A session is created implicitly the first time you run an evaluation for a specific version_id and test_id combination. You do not need to create it manually.

Workflow

1

Select a Test and Version

Identify the test_id and version_id you want to evaluate.
2

Iterate Through Test Cases

Fetch all test cases associated with the test using galtea.test_cases.list().
3

Generate and Evaluate Output

For each test case, call your product to get its output, then use galtea.evaluations.create_single_turn() to create the evaluations.

Example

This example demonstrates how to run an evaluation on all test cases from a specific test.
# 1. Fetch the test cases for the specified test
test_cases = galtea.test_cases.list(test_id=test_id)
print(f"Found {len(test_cases)} test cases for Test ID: {test_id}")

# 2. Loop through each test case and run an evaluation
for test_case in test_cases:
    # Get your product's actual response to the input
    actual_output = your_product_function(test_case.input)

    # Create the evaluation
    # An evaluation is created implicitly on the first call
    galtea.evaluations.create_single_turn(
        version_id=version_id,
        test_case_id=test_case.id,
        metrics=METRICS_TO_EVALUATE,
        actual_output=actual_output,
    )

print(f"\nAll evaluations submitted for Version ID: {version_id}")
A session is automatically created behind the scenes to link this version_id and test_id with the provided inference result (the actual_output and the Test Case’s input).
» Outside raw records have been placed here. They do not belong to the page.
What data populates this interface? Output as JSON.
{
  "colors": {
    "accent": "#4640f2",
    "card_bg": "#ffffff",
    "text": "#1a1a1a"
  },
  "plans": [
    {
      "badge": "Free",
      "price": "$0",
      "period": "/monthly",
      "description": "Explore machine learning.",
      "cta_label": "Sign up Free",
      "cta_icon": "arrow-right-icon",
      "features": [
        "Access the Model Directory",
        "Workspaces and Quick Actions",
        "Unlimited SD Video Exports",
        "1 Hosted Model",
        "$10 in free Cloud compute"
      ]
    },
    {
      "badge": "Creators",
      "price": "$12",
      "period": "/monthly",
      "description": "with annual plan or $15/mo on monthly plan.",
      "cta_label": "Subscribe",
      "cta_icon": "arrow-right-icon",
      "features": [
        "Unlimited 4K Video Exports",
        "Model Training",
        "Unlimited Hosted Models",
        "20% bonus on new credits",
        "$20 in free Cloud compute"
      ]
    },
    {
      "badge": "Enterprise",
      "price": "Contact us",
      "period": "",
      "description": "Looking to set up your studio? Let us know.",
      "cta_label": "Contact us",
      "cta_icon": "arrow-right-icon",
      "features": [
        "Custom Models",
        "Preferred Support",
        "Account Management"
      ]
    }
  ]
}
Specification-Based Evaluation

Instead of passing metrics explicitly, you can evaluate against Specifications. Each specification has linked metrics that the API resolves automatically.
# 1. List the specifications for your product
specifications = galtea.specifications.list(product_id=product_id)
spec_ids = [spec.id for spec in specifications]
print(f"Found {len(spec_ids)} specifications for product {product_id}")

# 2. Create a session and record an inference result
session = galtea.sessions.create(version_id=version_id, test_case_id=test_cases[0].id)
inference_result = galtea.inference_results.create(
    session_id=session.id,
    input=test_cases[0].input,
    output=your_product_function(test_cases[0].input),
)

# 3. Evaluate using specifications — the API resolves linked metrics automatically
evaluations = galtea.evaluations.create(
    inference_result_id=inference_result.id,
    specification_ids=spec_ids,
)
print(f"Created {len(evaluations)} evaluations from specifications")
If you omit both metrics and specification_ids, the API falls back to all metrics from every specification linked to the product.